All the assorted religious movements in christianity are prefigured in the heresies of the early centuries. The Donatists are a little like Fred Phelps ... one taste of hell and you burn forever.

Thursday, January 08, 2009

Spurts

Who cares who wins the Bowl Championship Series especially when it is between Florida and Oklahoma? But I picked OK, and I think I am going to lose.

When I don't care, I tend to pick the cuter QB ... and for me that is Sam Bradford. Face like a horse, but what legs! Tim Tebow, of Florida fame, is your classic brick shithouse, and more annoyingly, he is some kind of big-time christian. Hanging out in leper colonies, fer chrissake ... and they got to rambling on about what a good guy he is. The cynic looks for a bridge under which to hide.

Sometimes I pick teams based on who their state voted for in the last Presidential election. That ought to mean Florida. But something sticks in the craw. Florida has it too good ... beaches, sun, rum, Cubans ... something has to stink, and at least that could be sports. But, nooooo!

Sports is like religion ... it makes no sense, and it has no meaning other than what you assign to it. This was a crappy game ... made the worse by way of the annoying announcing of whosits ... can't think of his name. But I end up caring. Kind of like a wandering Jew looking for a synagogue and finding ten morons. Oh well, he gasps, at least it's a minyan.

Does that make sense?

No. Nor does sports. But at least I am a sports fan and not some kind of religious maniac.

BTW, Florida won ... and they deserved to win because they rose at all the key moments. But I'm bummed, and I still think Bradford is hot. Time to feed my fish. Will I remember this in the morning? I hope not.
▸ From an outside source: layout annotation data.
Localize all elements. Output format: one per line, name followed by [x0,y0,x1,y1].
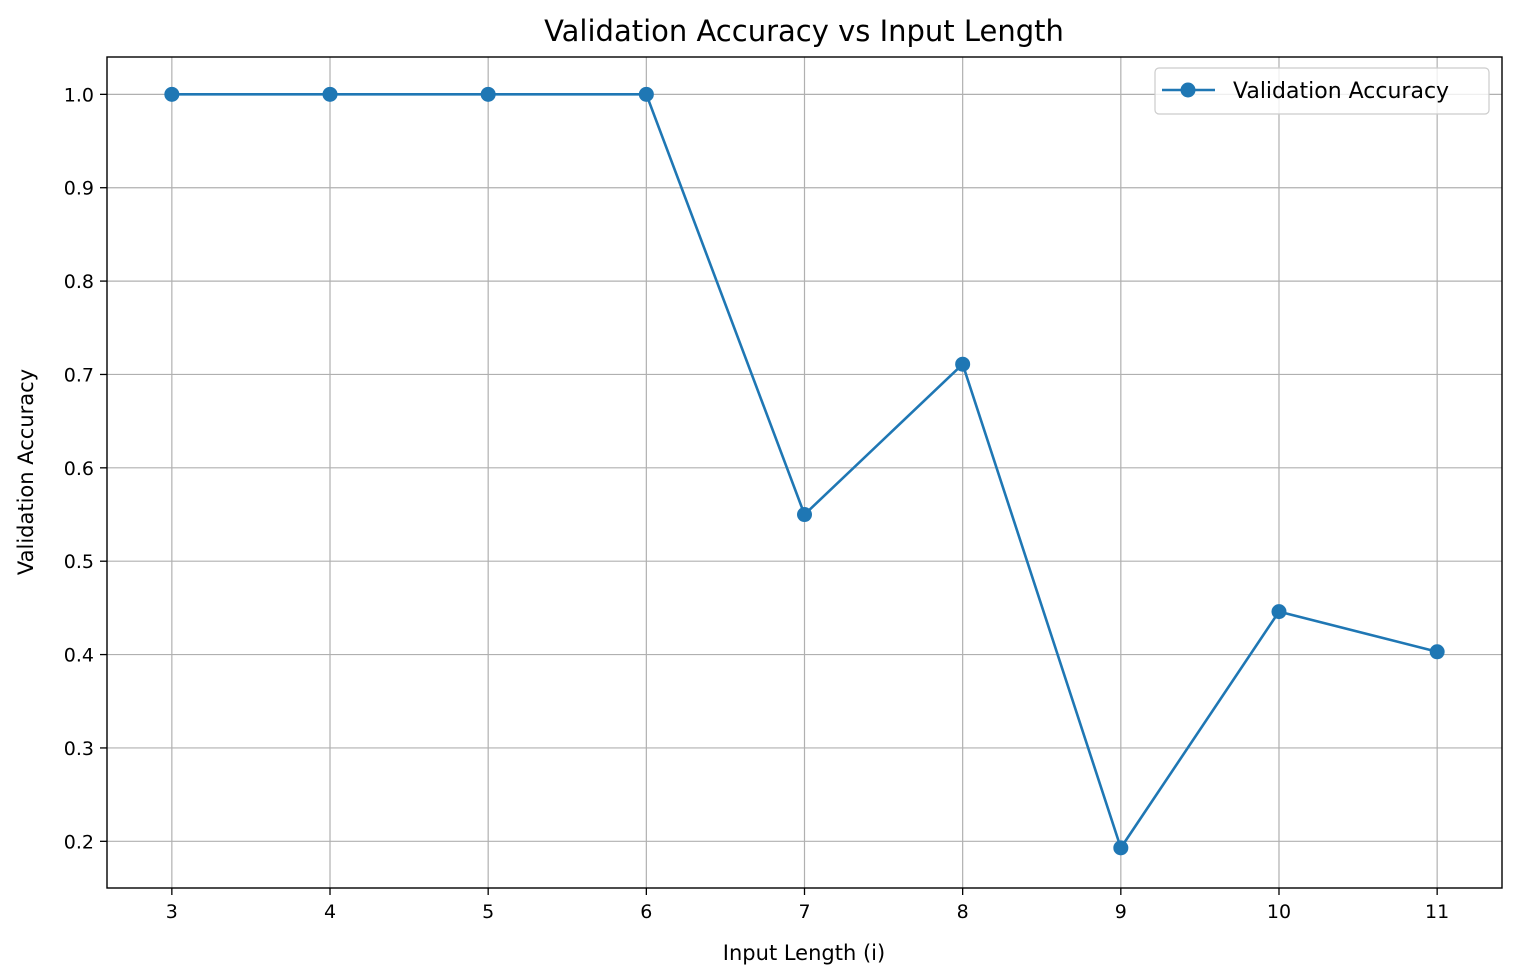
x-tick-label: 6 [640,901,652,923]
x-tick-label: 11 [1425,901,1449,923]
data-point [797,507,812,523]
data-point [480,86,496,102]
legend-marker [1180,82,1196,98]
y-tick-label: 0.3 [64,738,94,760]
x-tick-label: 5 [482,901,494,923]
data-point [322,86,338,102]
data-point [164,86,180,102]
y-axis-ticks: 0.2 0.3 0.4 0.5 0.6 0.7 0.8 0.9 1.0 [64,84,107,853]
data-point [1113,840,1129,856]
y-tick-label: 1.0 [64,84,94,106]
series-lines [164,86,1445,856]
x-tick-label: 3 [166,901,178,923]
x-axis-label: Input Length (i) [723,941,885,965]
y-tick-label: 0.6 [64,458,94,480]
y-tick-label: 0.8 [64,271,94,293]
x-tick-label: 4 [324,901,336,923]
data-point [1271,604,1287,620]
x-tick-label: 8 [957,901,969,923]
y-tick-label: 0.2 [64,831,94,853]
y-tick-label: 0.7 [64,364,94,386]
legend-label: Validation Accuracy [1233,79,1449,104]
grid-lines [107,57,1502,888]
legend-box [1154,67,1490,115]
y-axis-label: Validation Accuracy [14,369,38,575]
x-tick-label: 9 [1115,901,1127,923]
x-tick-label: 10 [1267,901,1291,923]
legend: Validation Accuracy [1154,67,1490,115]
y-tick-label: 0.9 [64,178,94,200]
y-tick-label: 0.5 [64,551,94,573]
data-point [638,86,654,102]
y-tick-label: 0.4 [64,645,94,667]
data-point [1429,644,1445,660]
x-axis-ticks: 3 4 5 6 7 8 9 10 11 [166,888,1449,923]
data-point [955,356,971,372]
x-tick-label: 7 [798,901,810,923]
chart-title: Validation Accuracy vs Input Length [544,14,1064,48]
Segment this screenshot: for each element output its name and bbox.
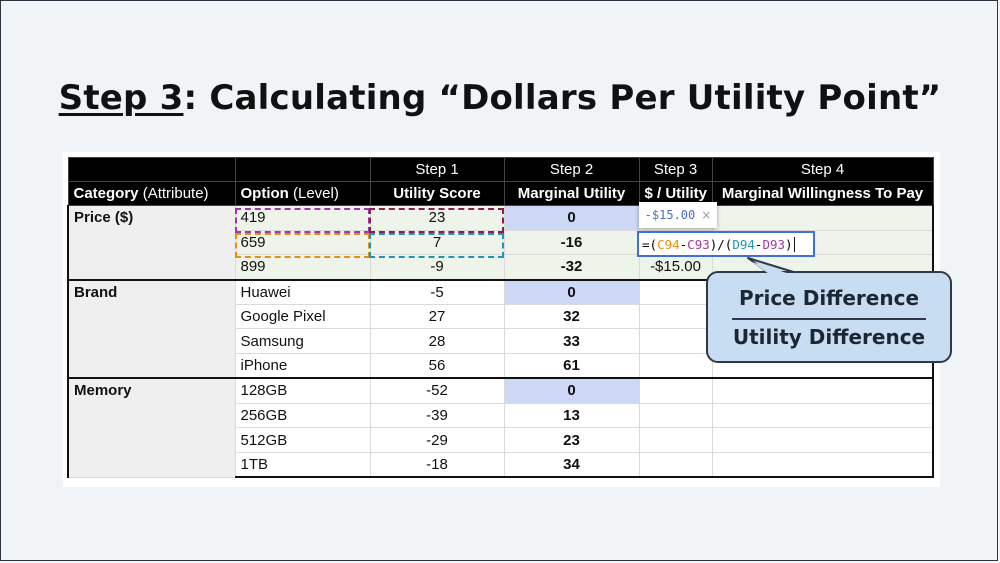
- option-cell[interactable]: 419: [234, 205, 371, 231]
- formula-op: -: [754, 236, 763, 252]
- callout-numerator: Price Difference: [738, 286, 920, 310]
- utility-cell[interactable]: -29: [369, 427, 505, 453]
- column-header-row: Category (Attribute) Option (Level) Util…: [67, 181, 934, 206]
- header-category-bold: Category: [73, 185, 139, 202]
- dpu-cell[interactable]: [638, 427, 713, 453]
- formula-result-tooltip: -$15.00 ×: [639, 202, 717, 228]
- step-1-label[interactable]: Step 1: [369, 157, 505, 182]
- utility-cell[interactable]: 7: [369, 229, 505, 256]
- formula-ref-d93: D93: [762, 236, 786, 252]
- utility-cell[interactable]: -9: [369, 254, 505, 281]
- table-row: 512GB -29 23: [68, 427, 934, 453]
- utility-cell[interactable]: 56: [369, 353, 505, 379]
- marginal-cell[interactable]: -32: [503, 254, 640, 281]
- option-cell[interactable]: iPhone: [234, 353, 371, 379]
- utility-cell[interactable]: 27: [369, 303, 505, 330]
- fraction-bar: [732, 318, 926, 320]
- marginal-cell[interactable]: 61: [503, 353, 640, 379]
- tooltip-value: -$15.00: [644, 208, 696, 222]
- header-dollars-per-utility[interactable]: $ / Utility: [638, 181, 713, 206]
- category-price[interactable]: Price ($): [67, 204, 236, 281]
- slide-title: Step 3: Calculating “Dollars Per Utility…: [0, 78, 1000, 118]
- option-cell[interactable]: Samsung: [234, 328, 371, 355]
- formula-ref-c94: C94: [657, 236, 680, 252]
- formula-paren: (: [649, 236, 658, 252]
- utility-cell[interactable]: -39: [369, 402, 505, 429]
- header-option[interactable]: Option (Level): [234, 181, 371, 206]
- table-row: Memory 128GB -52 0: [67, 377, 934, 478]
- title-rest: : Calculating “Dollars Per Utility Point…: [183, 78, 942, 118]
- steps-row: Step 1 Step 2 Step 3 Step 4: [67, 157, 934, 182]
- utility-cell[interactable]: 28: [369, 328, 505, 355]
- table-row: 1TB -18 34: [68, 451, 934, 479]
- close-icon[interactable]: ×: [701, 208, 712, 222]
- callout-denominator: Utility Difference: [732, 325, 926, 349]
- table-row: 256GB -39 13: [68, 402, 934, 429]
- steps-cell[interactable]: [67, 157, 236, 182]
- marginal-cell[interactable]: 13: [503, 402, 640, 429]
- marginal-cell[interactable]: 23: [503, 427, 640, 453]
- formula-paren: ): [785, 236, 793, 252]
- steps-cell[interactable]: [234, 157, 371, 182]
- marginal-cell[interactable]: 32: [503, 303, 640, 330]
- wtp-cell[interactable]: [711, 402, 934, 429]
- marginal-cell[interactable]: 0: [503, 377, 640, 404]
- option-cell[interactable]: Huawei: [234, 278, 371, 305]
- dpu-cell[interactable]: [638, 328, 713, 355]
- wtp-cell[interactable]: [711, 451, 934, 479]
- option-cell[interactable]: 1TB: [234, 451, 371, 479]
- utility-cell[interactable]: 23: [369, 205, 505, 231]
- option-cell[interactable]: 512GB: [234, 427, 371, 453]
- formula-editor[interactable]: =(C94- C93)/(D94- D93): [637, 231, 815, 257]
- dpu-cell[interactable]: [638, 278, 713, 305]
- category-memory[interactable]: Memory: [67, 377, 236, 478]
- step-3-label[interactable]: Step 3: [638, 157, 713, 182]
- dpu-cell[interactable]: [638, 303, 713, 330]
- option-cell[interactable]: 899: [234, 254, 371, 281]
- marginal-cell[interactable]: -16: [503, 229, 640, 256]
- header-marginal-utility[interactable]: Marginal Utility: [503, 181, 640, 206]
- utility-cell[interactable]: -18: [369, 451, 505, 479]
- dpu-cell[interactable]: [638, 353, 713, 379]
- utility-cell[interactable]: -52: [369, 377, 505, 404]
- formula-eq: =: [642, 236, 650, 252]
- dpu-cell[interactable]: -$15.00: [638, 254, 713, 281]
- marginal-cell[interactable]: 0: [503, 205, 640, 231]
- header-category-rest: (Attribute): [138, 185, 209, 202]
- option-cell[interactable]: 256GB: [234, 402, 371, 429]
- category-brand[interactable]: Brand: [67, 278, 236, 379]
- formula-ref-c93: C93: [687, 236, 710, 252]
- header-category[interactable]: Category (Attribute): [67, 181, 236, 206]
- dpu-cell[interactable]: [638, 377, 713, 404]
- marginal-cell[interactable]: 34: [503, 451, 640, 479]
- option-cell[interactable]: 659: [234, 229, 371, 256]
- formula-op: -: [679, 236, 688, 252]
- formula-ref-d94: D94: [732, 236, 755, 252]
- title-step: Step 3: [58, 78, 184, 118]
- wtp-cell[interactable]: [711, 377, 934, 404]
- option-cell[interactable]: Google Pixel: [234, 303, 371, 330]
- table-row: Price ($) 419 23 0: [67, 204, 934, 281]
- wtp-cell[interactable]: [711, 205, 934, 231]
- wtp-cell[interactable]: [711, 427, 934, 453]
- header-option-bold: Option: [240, 185, 289, 202]
- text-cursor: [793, 236, 795, 252]
- header-utility-score[interactable]: Utility Score: [369, 181, 505, 206]
- dpu-cell[interactable]: [638, 402, 713, 429]
- marginal-cell[interactable]: 0: [503, 278, 640, 305]
- formula-callout: Price Difference Utility Difference: [706, 271, 952, 363]
- header-option-rest: (Level): [288, 185, 339, 202]
- formula-op: )/(: [709, 236, 733, 252]
- step-4-label[interactable]: Step 4: [711, 157, 934, 182]
- marginal-cell[interactable]: 33: [503, 328, 640, 355]
- option-cell[interactable]: 128GB: [234, 377, 371, 404]
- step-2-label[interactable]: Step 2: [503, 157, 640, 182]
- dpu-cell[interactable]: [638, 451, 713, 479]
- utility-cell[interactable]: -5: [369, 278, 505, 305]
- header-marginal-wtp[interactable]: Marginal Willingness To Pay: [711, 181, 934, 206]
(Rech! Tebow has "John 3:16" written on the black under his eyes as he thanks Jesus Christ in the post game interview. As if Jesus would care when he has the apparently now even bigger black hole at the center of the Milky Way to think about. I need another martini.)

Wednesday, January 07, 2009

Anne of Green Gables

I just cannot get a "write" on. Back to work this week after three weeks off, and the mind reels from idea to idea.

Just watched 15 minutes of an episode of Anne of Green Gables and even sort of enjoyed it. Right now, the boob tube has some local show of a fat, happy guy from Monterey who is in France with some truffle hunters. What is wrong with me?

Reading Peter Brown's The Rise of Western Christendom ... a most rounded explanation of the period from 200 - 1000.

I tried to write something about New Year's Day and resolutions ... but it was tawdry and pointless. I promise to be a nicer person, to accept demographic change with more grace (i.e.m reduce my grousing about yuppie scum in the neighborhood by 50%), and to try to take a night off from drinking alcohol once a week. Or maybe not.

I am looking forward to Obama's inauguration. I still cannot let go of the Rick Warren betrayal. But I like the Panetta and Gupta appointments. I don't believe Richardson, even though I don't really think he is corrupt.

I think Thomas Friedman forgets roughly 1200 years of Arab history when he writes "The struggle for hegemony over the modern Arab world is as old as Nasser’s Egypt. But what is new today is that non-Arab Iran is now making a bid for primacy — challenging Egypt and Saudi Arabia." Otherwise, I pretty much agree with today's column.

The Warriors are losing to the Lakers. Yawn. I hope the Giants do not sign Manny.

This is what ennui feels like ... and I have no reason whatsoever in gawd's green earth to feel ennui. Except that Christmas is over and reality is back. I promise to get over myself shortly. Really.